If you’re like me, you’ve looked at a lot of amateur Japanese art. Amateur Japanese art that is absolutely, absolutely what we consider professional quality here in the west. These artists are often younger than you think, and getting paid less than you think. And they’re almost always terrifyingly good. When I was learning to draw I was stuck by how excellent these Japanese students, younger than me, were, and I for a time there had this idiot idea that ‘Japanese people are better at art.’

Now that’s nonsense.

On the other hand, Japan has a cultural infrastructure for the fostering, examining and creation of art, and that’s something students can get into when they’re young, care about while they’re young, and stay caring about the whole time. My art is just not very good – I’ve been trying for twenty years, but I know it’s still very bad and sloppy, but I know part of that is that I’m not surrounded by people also doing art, I don’t have stores full of specific tools in regular walking distance, there aren’t regular conventions about examining or learning about this stuff.

It’s infrastructure. It’s the stuff we’re set up to care about.

Now there are a ton of great Asian games. The few I’ve seen direct from the source have been excellent and have included A Fake Artist Goes to New York and String Railroad.

The trick is, from the west, finding them.

This is the real invisible ink of this Orientalism problem. We do not have a default view that we should look to Asia about Asia.

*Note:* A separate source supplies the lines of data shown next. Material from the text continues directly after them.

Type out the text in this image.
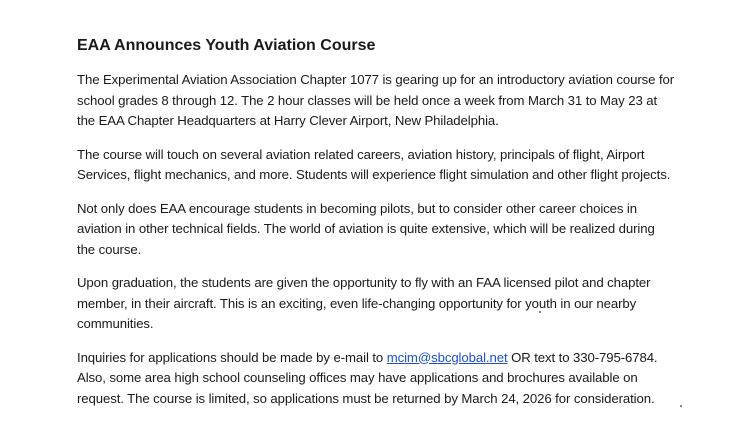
EAA Announces Youth Aviation Course
The Experimental Aviation Association Chapter 1077 is gearing up for an introductory aviation course for
school grades 8 through 12. The 2 hour classes will be held once a week from March 31 to May 23 at
the EAA Chapter Headquarters at Harry Clever Airport, New Philadelphia.
The course will touch on several aviation related careers, aviation history, principals of flight, Airport
Services, flight mechanics, and more. Students will experience flight simulation and other flight projects.
Not only does EAA encourage students in becoming pilots, but to consider other career choices in
aviation in other technical fields. The world of aviation is quite extensive, which will be realized during
the course.
Upon graduation, the students are given the opportunity to fly with an FAA licensed pilot and chapter
member, in their aircraft. This is an exciting, even life-changing opportunity for youth in our nearby
communities.
Inquiries for applications should be made by e-mail to mcim@sbcglobal.net OR text to 330-795-6784.
Also, some area high school counseling offices may have applications and brochures available on
request. The course is limited, so applications must be returned by March 24, 2026 for consideration.
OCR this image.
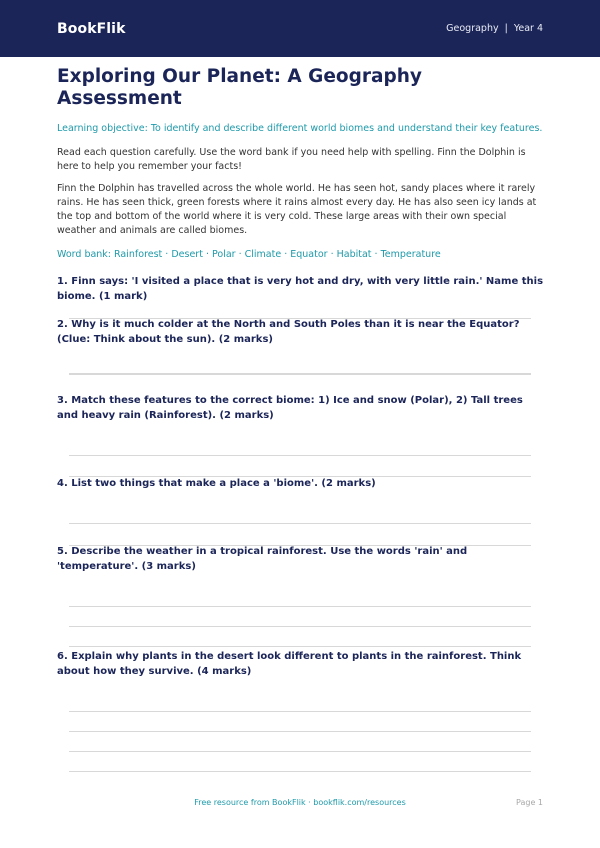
BookFlik	Geography | Year 4
Exploring Our Planet: A Geography Assessment
Learning objective: To identify and describe different world biomes and understand their key features.
Read each question carefully. Use the word bank if you need help with spelling. Finn the Dolphin is here to help you remember your facts!
Finn the Dolphin has travelled across the whole world. He has seen hot, sandy places where it rarely rains. He has seen thick, green forests where it rains almost every day. He has also seen icy lands at the top and bottom of the world where it is very cold. These large areas with their own special weather and animals are called biomes.
Word bank: Rainforest · Desert · Polar · Climate · Equator · Habitat · Temperature
1. Finn says: 'I visited a place that is very hot and dry, with very little rain.' Name this biome. (1 mark)
2. Why is it much colder at the North and South Poles than it is near the Equator? (Clue: Think about the sun). (2 marks)
3. Match these features to the correct biome: 1) Ice and snow (Polar), 2) Tall trees and heavy rain (Rainforest). (2 marks)
4. List two things that make a place a 'biome'. (2 marks)
5. Describe the weather in a tropical rainforest. Use the words 'rain' and 'temperature'. (3 marks)
6. Explain why plants in the desert look different to plants in the rainforest. Think about how they survive. (4 marks)
Free resource from BookFlik · bookflik.com/resources	Page 1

We do not think, as a natural thought oh, what do the Asian Game Channels know about this, or really, more specifically, What do the Japanese cons think, and the Indian cons and the Malaysian cons and the Singaporean and –

Now there are things breaking this up – Kickstarter is letting people shortcircuit the publisher system. But kickstarter is a way of converting attention and luck into money. And that attention is almost always best refined through cultural groups. You get the people who care about your work to back your kickstarter. You’d think this means you’d widen your audience, but odds show it’s kind of not the case. If you want to make a Kickstarter Friendly game, which is a male-targeting miniatures-driven grim aesthetic game that hovers around the $60-$80 mark, you can tap that audience with a kickstarter that’s already getting some traction. But if you want to do something out of that type, well, your odds are best relying on the people who already liked your work.

Good news, though, there are some solutions to this. A big one is finding what we call media capitals: These used to be spaces, but these days they’re people, who exist in both worlds. People who can connect these non-Western markets to the Western markets. This means listening to Malaysian game nerds, Japanese game nerds, Asian-Americans and Asian-Australians and all these people because they have some awareness of and connection between these spaces.

That’s not to say any given Asian American is going to be an expert on Japanese games, for example. But you’ll find the first place to start with asking people who can see themselves easily in games about people like them.